The Government should cap trade margins of devices to 85 percent. This will help in reducing MRP of medical devices to less than half of current prices while not being unreasonably detrimental to traders and hospitals.
Additionally, manufacturers will be encouraged to attract clients on competitive features and hospitals will start buying on evaluating cost of purchase and quality, instead of margins to be made on higher MRP. It will result in a levelplaying field between imports and domestic products.
The Government should provide level playing field, if not a strategic advantage to domestic manufacturing while safeguarding consumers. Otherwise, India will remain 70-90% import dependent country.
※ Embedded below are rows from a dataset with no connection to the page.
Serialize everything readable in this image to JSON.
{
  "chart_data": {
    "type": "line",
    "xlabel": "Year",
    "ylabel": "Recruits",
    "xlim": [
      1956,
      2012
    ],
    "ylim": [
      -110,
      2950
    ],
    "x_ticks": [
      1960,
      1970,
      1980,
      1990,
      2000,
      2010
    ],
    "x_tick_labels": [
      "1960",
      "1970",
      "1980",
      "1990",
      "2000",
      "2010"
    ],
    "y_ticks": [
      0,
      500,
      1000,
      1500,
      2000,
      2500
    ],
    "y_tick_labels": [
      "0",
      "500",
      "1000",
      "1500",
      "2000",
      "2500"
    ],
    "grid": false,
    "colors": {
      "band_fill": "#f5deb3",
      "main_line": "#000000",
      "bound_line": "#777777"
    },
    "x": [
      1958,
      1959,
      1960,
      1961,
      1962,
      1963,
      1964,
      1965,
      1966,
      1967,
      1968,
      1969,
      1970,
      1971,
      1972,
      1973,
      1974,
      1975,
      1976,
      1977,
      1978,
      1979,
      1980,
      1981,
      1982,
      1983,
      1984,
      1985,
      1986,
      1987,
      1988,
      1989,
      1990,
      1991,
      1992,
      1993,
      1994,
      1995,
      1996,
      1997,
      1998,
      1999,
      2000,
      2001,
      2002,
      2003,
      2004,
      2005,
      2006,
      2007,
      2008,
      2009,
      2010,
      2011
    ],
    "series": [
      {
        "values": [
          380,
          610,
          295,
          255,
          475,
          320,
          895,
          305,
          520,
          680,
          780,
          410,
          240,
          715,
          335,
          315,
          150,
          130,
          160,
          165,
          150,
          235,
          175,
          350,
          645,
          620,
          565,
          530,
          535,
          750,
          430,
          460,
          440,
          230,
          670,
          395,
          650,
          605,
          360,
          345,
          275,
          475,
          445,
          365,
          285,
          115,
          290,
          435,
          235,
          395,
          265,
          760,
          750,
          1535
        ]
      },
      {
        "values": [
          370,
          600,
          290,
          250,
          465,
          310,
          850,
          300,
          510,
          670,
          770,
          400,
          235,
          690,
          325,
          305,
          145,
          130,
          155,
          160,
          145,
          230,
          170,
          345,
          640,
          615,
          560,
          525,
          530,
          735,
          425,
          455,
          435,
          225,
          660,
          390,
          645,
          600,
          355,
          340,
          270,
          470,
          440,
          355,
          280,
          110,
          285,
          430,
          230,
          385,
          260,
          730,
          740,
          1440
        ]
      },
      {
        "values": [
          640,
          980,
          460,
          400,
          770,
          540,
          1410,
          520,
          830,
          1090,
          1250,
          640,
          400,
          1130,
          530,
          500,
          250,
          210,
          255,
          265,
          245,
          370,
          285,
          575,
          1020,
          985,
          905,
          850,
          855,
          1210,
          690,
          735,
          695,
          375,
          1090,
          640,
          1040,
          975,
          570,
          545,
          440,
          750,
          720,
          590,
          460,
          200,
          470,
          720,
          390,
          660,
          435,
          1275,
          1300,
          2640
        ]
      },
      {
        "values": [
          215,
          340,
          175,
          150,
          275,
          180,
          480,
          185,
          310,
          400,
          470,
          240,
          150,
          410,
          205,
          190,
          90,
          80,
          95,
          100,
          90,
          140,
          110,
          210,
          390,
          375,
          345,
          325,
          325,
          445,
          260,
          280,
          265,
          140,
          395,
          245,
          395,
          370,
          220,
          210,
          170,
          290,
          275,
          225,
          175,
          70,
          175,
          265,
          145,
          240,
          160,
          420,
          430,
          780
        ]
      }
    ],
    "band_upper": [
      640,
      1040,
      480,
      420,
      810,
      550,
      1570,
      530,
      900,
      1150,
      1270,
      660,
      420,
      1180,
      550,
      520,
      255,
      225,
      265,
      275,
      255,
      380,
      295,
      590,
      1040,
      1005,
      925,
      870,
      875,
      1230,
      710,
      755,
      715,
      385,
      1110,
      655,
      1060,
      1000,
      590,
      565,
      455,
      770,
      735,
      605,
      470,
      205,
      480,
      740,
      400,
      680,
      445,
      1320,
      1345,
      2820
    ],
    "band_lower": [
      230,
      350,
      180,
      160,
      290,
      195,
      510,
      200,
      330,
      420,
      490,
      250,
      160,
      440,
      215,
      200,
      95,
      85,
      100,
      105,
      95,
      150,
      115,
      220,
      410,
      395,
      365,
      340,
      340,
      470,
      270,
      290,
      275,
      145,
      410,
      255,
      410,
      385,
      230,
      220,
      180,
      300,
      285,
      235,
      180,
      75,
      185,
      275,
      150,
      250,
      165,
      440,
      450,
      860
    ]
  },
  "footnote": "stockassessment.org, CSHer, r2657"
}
Indian manufacturers seek preferential market access, tariff protection, price controls and strong deterrents like punishment to errant companies engaged in unethical marketing practices to boost domestic manufacturing.
This can be done in a calibrated manner through:
• 1% GST cess on MRP as a taxbased disincentive
• Capping trade margins to a rational level &
• Price caps on few priority devices
A pro-active policy formulation to regulate medical device differently than drugs, should permit free market dynamics to succeed and keep regulations simple, protecting consumers and incentivising make in India.